Roasted Potatoes, Beef Roast and Root Vegetables

A hearty and satisfying meal that combines tender beef roast with flavorful roasted vegetables.

Ingredients

  • 2 lbs beef roast (such as chuck roast)
  • 1 lb potatoes, peeled and quartered
  • 3 carrots, peeled and cut into 2-inch pieces
  • 2 parsnips, peeled and cut into 2-inch pieces
  • 1 onion, peeled and quartered
  • 4 cloves garlic, minced
  • 2 tablespoons olive oil
  • 1 teaspoon salt
  • 1/2 teaspoon black pepper
  • 1 teaspoon dried thyme
  • 1/2 teaspoon dried rosemary
  • 1 cup beef broth

Instructions

  1. Preheat your oven to 375°F (190°C).
  2. Place the beef roast in a large roasting pan.
  3. In a large bowl, combine the potatoes, carrots, parsnips, and onion with olive oil, garlic, salt, pepper, thyme, and rosemary.

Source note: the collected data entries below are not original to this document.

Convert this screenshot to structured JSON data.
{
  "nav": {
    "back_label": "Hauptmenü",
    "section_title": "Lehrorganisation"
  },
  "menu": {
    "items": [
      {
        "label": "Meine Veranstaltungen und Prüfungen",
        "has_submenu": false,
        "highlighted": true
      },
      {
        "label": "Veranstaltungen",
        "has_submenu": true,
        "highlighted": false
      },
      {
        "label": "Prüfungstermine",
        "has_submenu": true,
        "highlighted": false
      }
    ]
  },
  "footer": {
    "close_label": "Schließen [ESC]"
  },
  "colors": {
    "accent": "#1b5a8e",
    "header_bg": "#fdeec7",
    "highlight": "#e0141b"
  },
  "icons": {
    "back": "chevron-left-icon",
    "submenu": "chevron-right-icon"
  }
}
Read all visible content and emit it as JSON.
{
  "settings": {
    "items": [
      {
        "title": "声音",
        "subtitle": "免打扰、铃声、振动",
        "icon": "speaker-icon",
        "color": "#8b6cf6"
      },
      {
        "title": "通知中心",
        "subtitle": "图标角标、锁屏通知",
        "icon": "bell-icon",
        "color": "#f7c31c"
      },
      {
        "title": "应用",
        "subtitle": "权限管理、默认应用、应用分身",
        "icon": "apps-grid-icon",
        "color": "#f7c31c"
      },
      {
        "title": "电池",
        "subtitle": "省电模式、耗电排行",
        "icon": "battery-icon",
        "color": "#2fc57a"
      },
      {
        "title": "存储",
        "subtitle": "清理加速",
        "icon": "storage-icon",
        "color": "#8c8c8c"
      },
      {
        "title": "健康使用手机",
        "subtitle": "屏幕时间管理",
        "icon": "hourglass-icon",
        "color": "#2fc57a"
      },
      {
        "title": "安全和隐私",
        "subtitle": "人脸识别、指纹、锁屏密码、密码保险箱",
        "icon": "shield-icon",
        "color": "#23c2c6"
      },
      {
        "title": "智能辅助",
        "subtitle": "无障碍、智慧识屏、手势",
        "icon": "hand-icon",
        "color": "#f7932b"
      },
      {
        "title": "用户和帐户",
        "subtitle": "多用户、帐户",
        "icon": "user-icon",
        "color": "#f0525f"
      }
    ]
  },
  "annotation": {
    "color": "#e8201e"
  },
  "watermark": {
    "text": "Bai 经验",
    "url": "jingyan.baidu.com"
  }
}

Toss to coat evenly.
  4. Arrange the vegetables around the beef roast in the pan.
  5. Pour beef broth over the meat and vegetables.
  6. Cover with aluminum foil and roast in the preheated oven for 1 hour.
  7. Remove the foil, and continue to roast for an additional 30-45 minutes, or until the meat is tender and the vegetables are caramelized and tender.
  8. Let the roast rest for 10 minutes before slicing.
  9. Serve the beef slices with the roasted vegetables on the side.
Enjoy this delicious and comforting roast, perfect for a warming family meal!